Lame excuses for hiding your prices

25Feb10

A few days ago, I was researching some marketing strategies and needed to find out the cost of joining a particular non-profit organization. According to their website, they charge an upfront membership fee and an annual maintenance fee after that. However, no matter where I looked, I couldn’t find any current info about how large these fees might be. In every place where you’d expect to find the pricing, it said the prices depended on your annual revenue levels and a few other things, and that you needed to fill out the membership form in order to get the actual price.

Obviously, this was a big red flag: you have to spend time filling out their seemingly daunting membership application before they tell how how much it’s going to cost to join. There’s no way I’m committing all that time to something until I know what the prices are. Next, I tried calling their phone number, only to be greeted by a message telling me to fill out the online form to get prices. Finally, I sent them an email and asked for the ballpark pricing for a few hypothetical revenue levels.

The response I received was incredibly lame. No matter how I asked the question, the only thing they would say was the following: “We’re a non-profit, so we don’t publish our pricing”. Oh, is that a new law: non-profit organizations can’t put their pricing on the web? I highly doubt it, since tons of museums, trade associations, and universities post their pricing right on their website. When I questioned their inane logic, they just spouted the same response again.

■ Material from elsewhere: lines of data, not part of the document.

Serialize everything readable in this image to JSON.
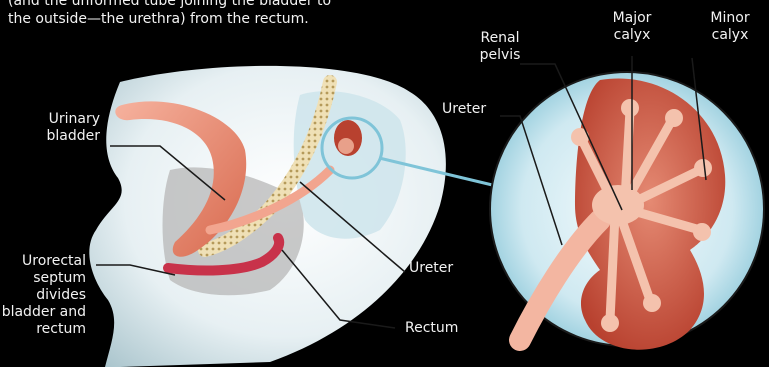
{
  "caption": {
    "line1": "(and the unformed tube joining the bladder to",
    "line2": "the outside—the urethra) from the rectum."
  },
  "labels": {
    "urinary_bladder": [
      "Urinary",
      "bladder"
    ],
    "urorectal_septum": [
      "Urorectal",
      "septum",
      "divides",
      "bladder and",
      "rectum"
    ],
    "ureter_left": "Ureter",
    "rectum": "Rectum",
    "renal_pelvis": [
      "Renal",
      "pelvis"
    ],
    "major_calyx": [
      "Major",
      "calyx"
    ],
    "minor_calyx": [
      "Minor",
      "calyx"
    ],
    "ureter_right": "Ureter"
  },
  "colors": {
    "background": "#000000",
    "embryo_body": "#eaf2f4",
    "kidney": "#c9523f",
    "bladder": "#e5866c",
    "rectum": "#c8324a",
    "magnifier_bg": "#bfe2ec"
  }
}
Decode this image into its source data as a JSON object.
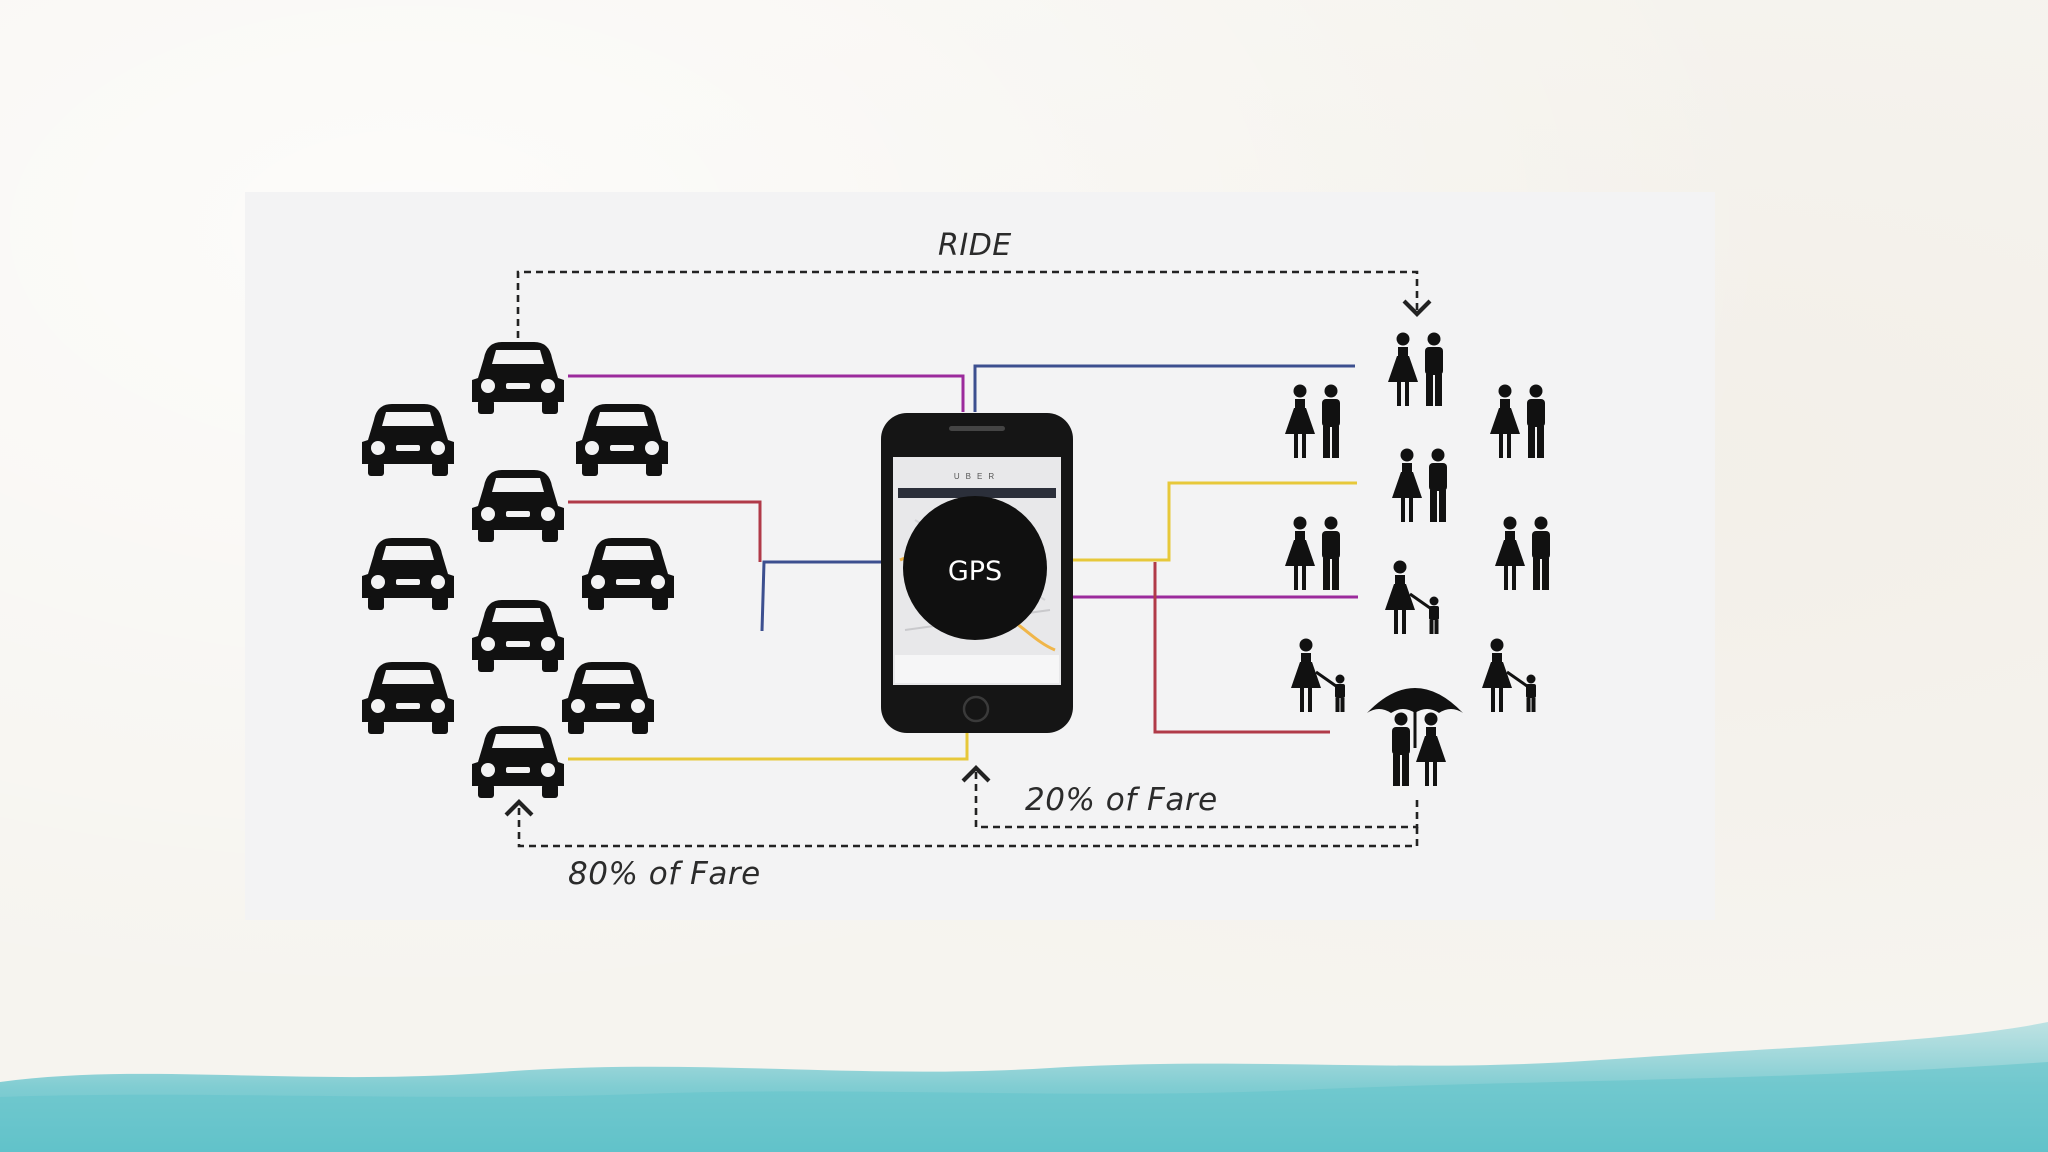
{
  "labels": {
    "ride": "RIDE",
    "platform_share": "20% of Fare",
    "driver_share": "80% of Fare"
  },
  "phone": {
    "center_label": "GPS",
    "app_name": "UBER"
  },
  "icons": {
    "driver": "car-icon",
    "rider_couple": "couple-icon",
    "rider_parent_child": "parent-child-icon",
    "rider_umbrella": "umbrella-couple-icon",
    "device": "smartphone-icon"
  },
  "colors": {
    "purple": "#9b2a9c",
    "navy": "#3c4f8f",
    "red": "#b03a48",
    "yellow": "#e7c83a",
    "ink": "#111111",
    "wash": "#6dc9cf"
  }
}
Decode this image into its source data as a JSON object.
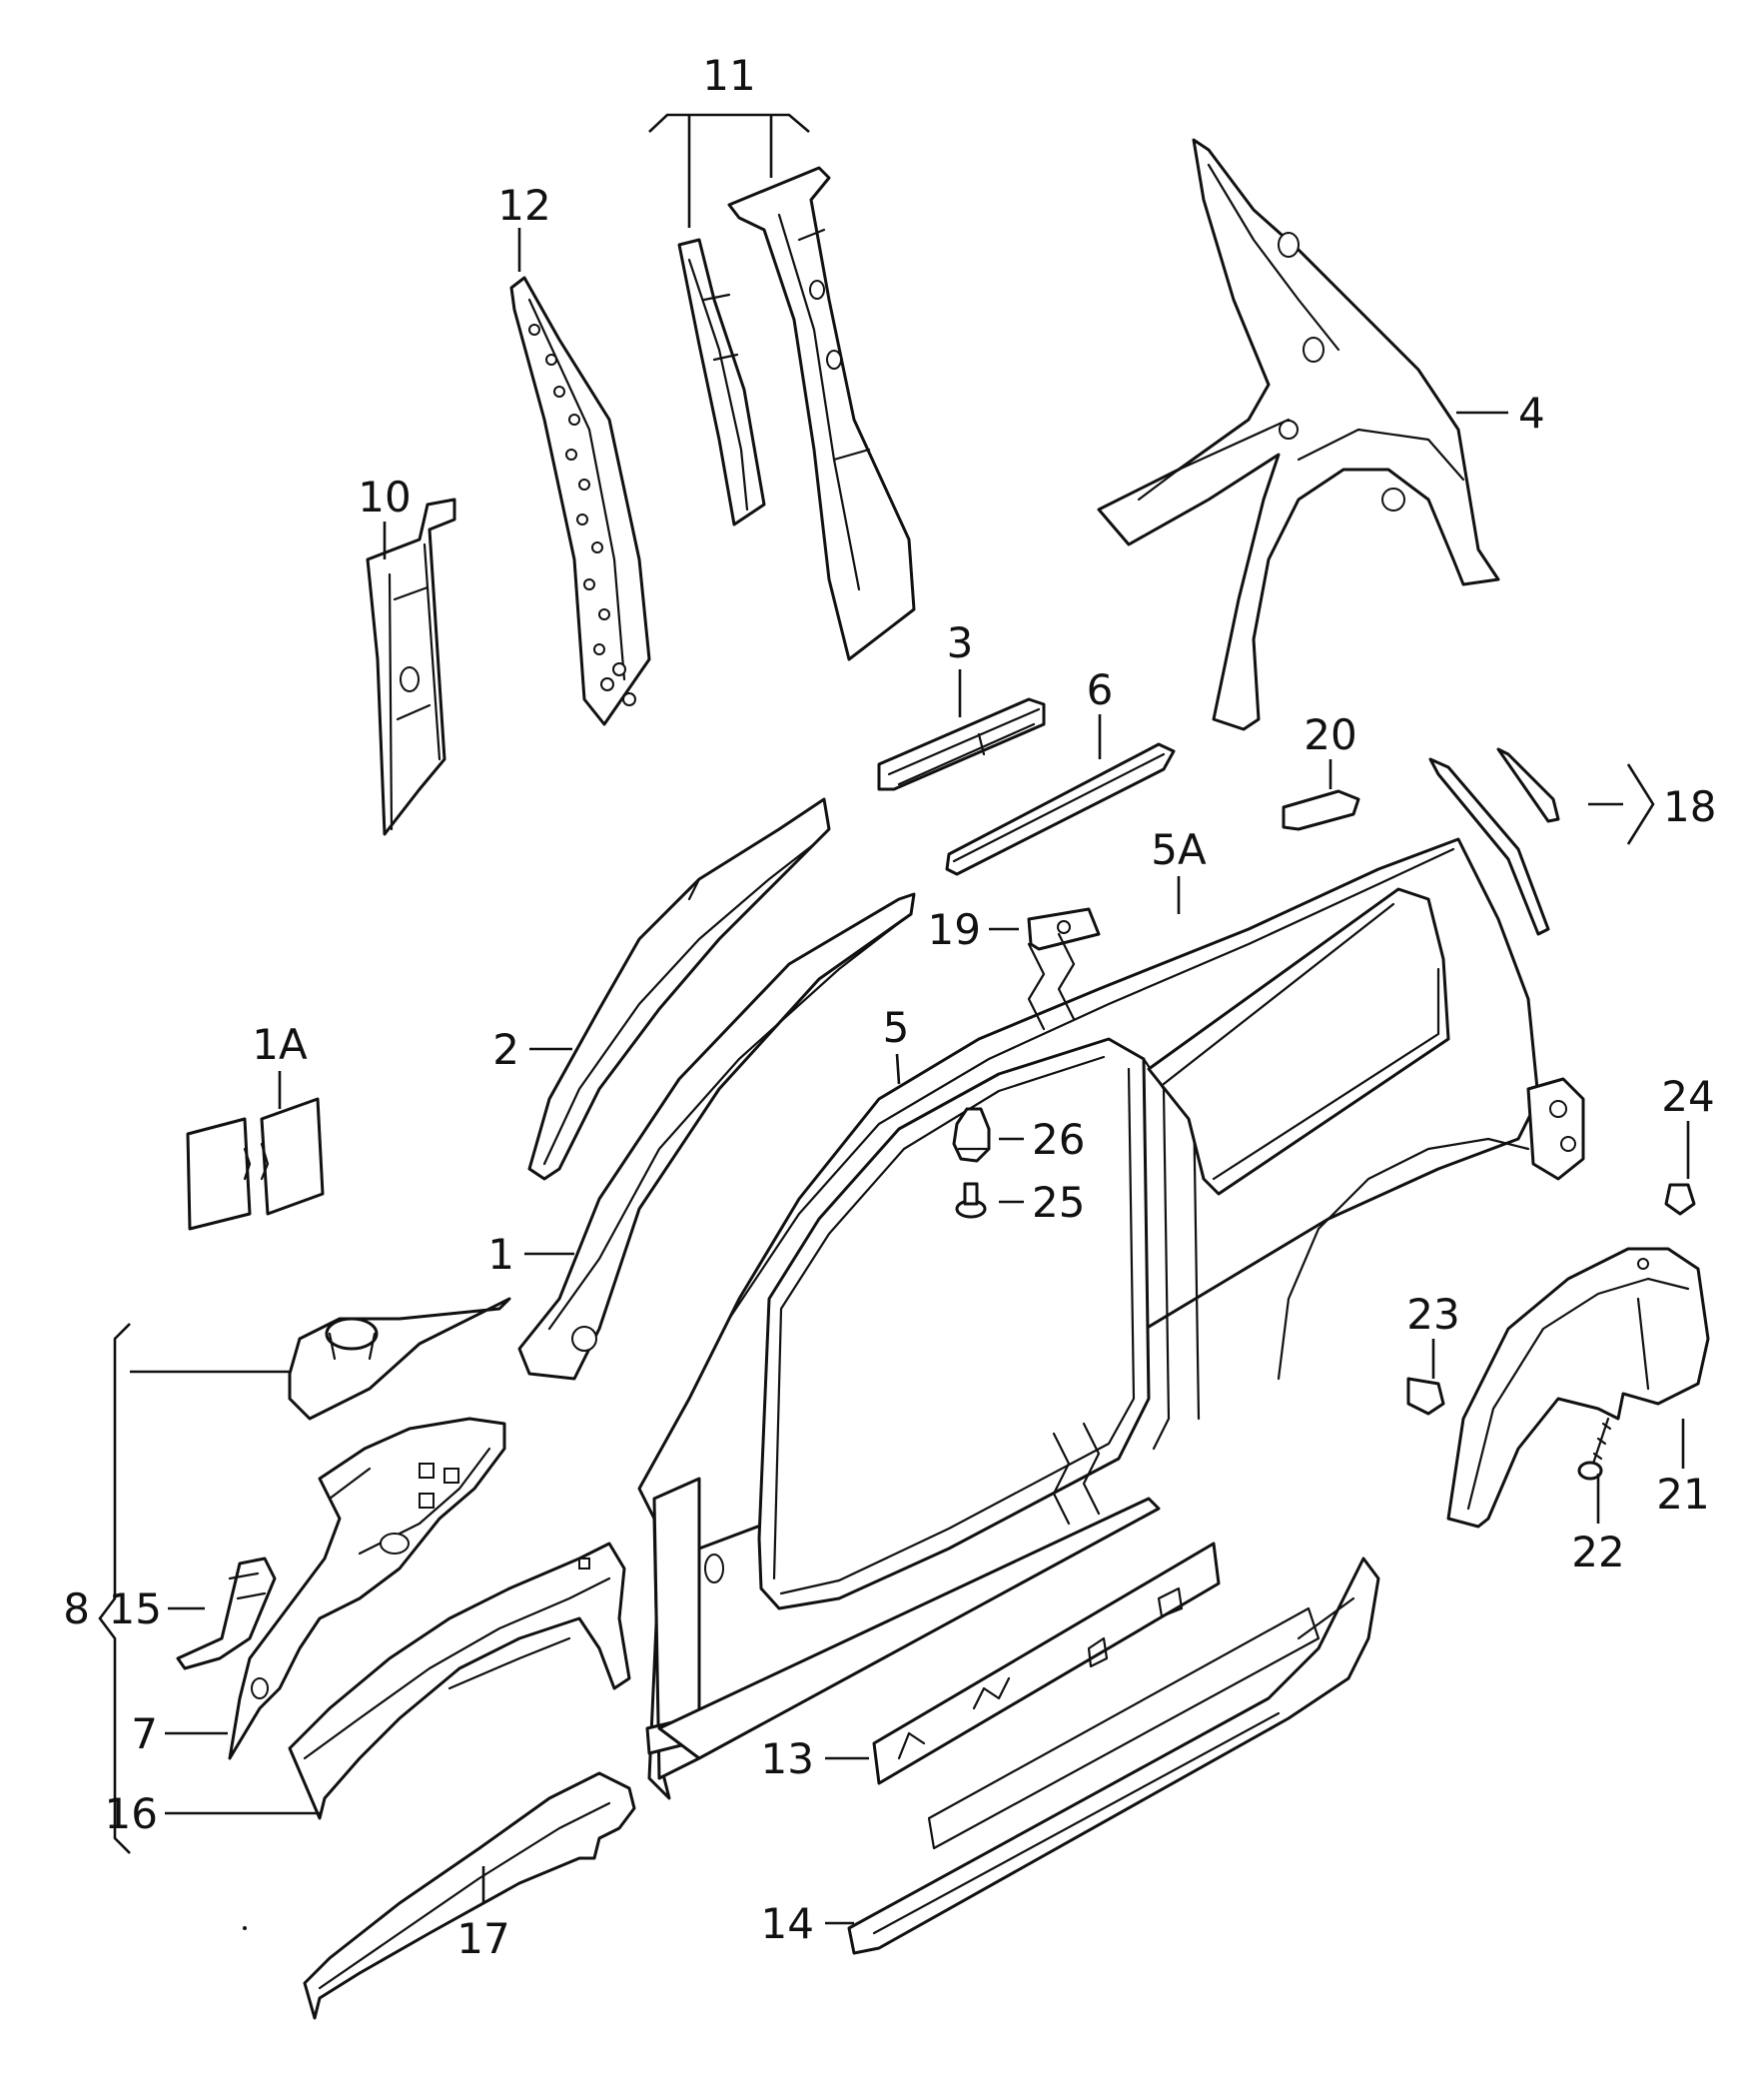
{
  "diagram": {
    "callouts": {
      "p1": "1",
      "p1A": "1A",
      "p2": "2",
      "p3": "3",
      "p4": "4",
      "p5": "5",
      "p5A": "5A",
      "p6": "6",
      "p7": "7",
      "p8": "8",
      "p10": "10",
      "p11": "11",
      "p12": "12",
      "p13": "13",
      "p14": "14",
      "p15": "15",
      "p16": "16",
      "p17": "17",
      "p18": "18",
      "p19": "19",
      "p20": "20",
      "p21": "21",
      "p22": "22",
      "p23": "23",
      "p24": "24",
      "p25": "25",
      "p26": "26"
    },
    "colors": {
      "line": "#111111",
      "background": "#ffffff"
    }
  }
}
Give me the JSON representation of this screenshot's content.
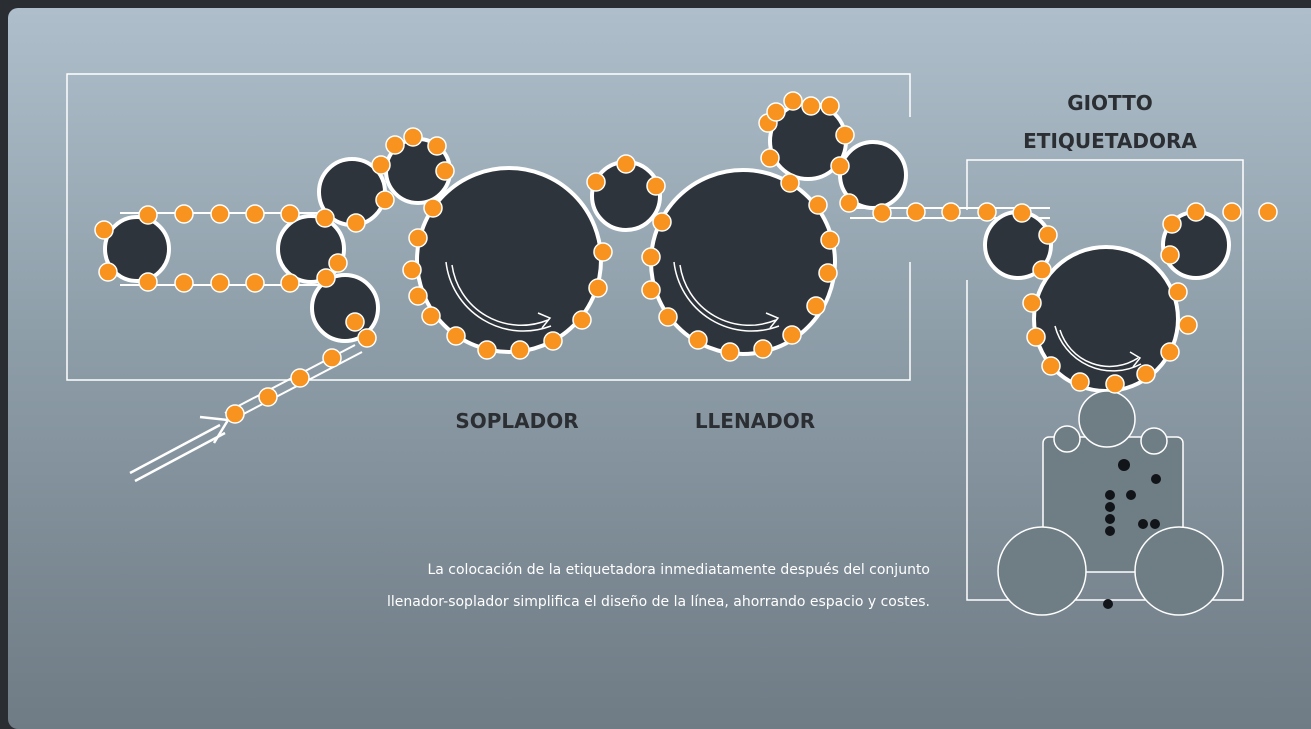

When you hide pricing, and refuse to provide even a ballpark estimate of what something costs, it frustrates your customers and prospects. And when you make up ridiculous reasons for why you can’t give people pricing, they’ll dislike you even more. In short, it’s best to publish a ballpark pricing estimate when you can. But if that’s not possible, at least try to have a good, honest explanation of why the prices have to be kept secret.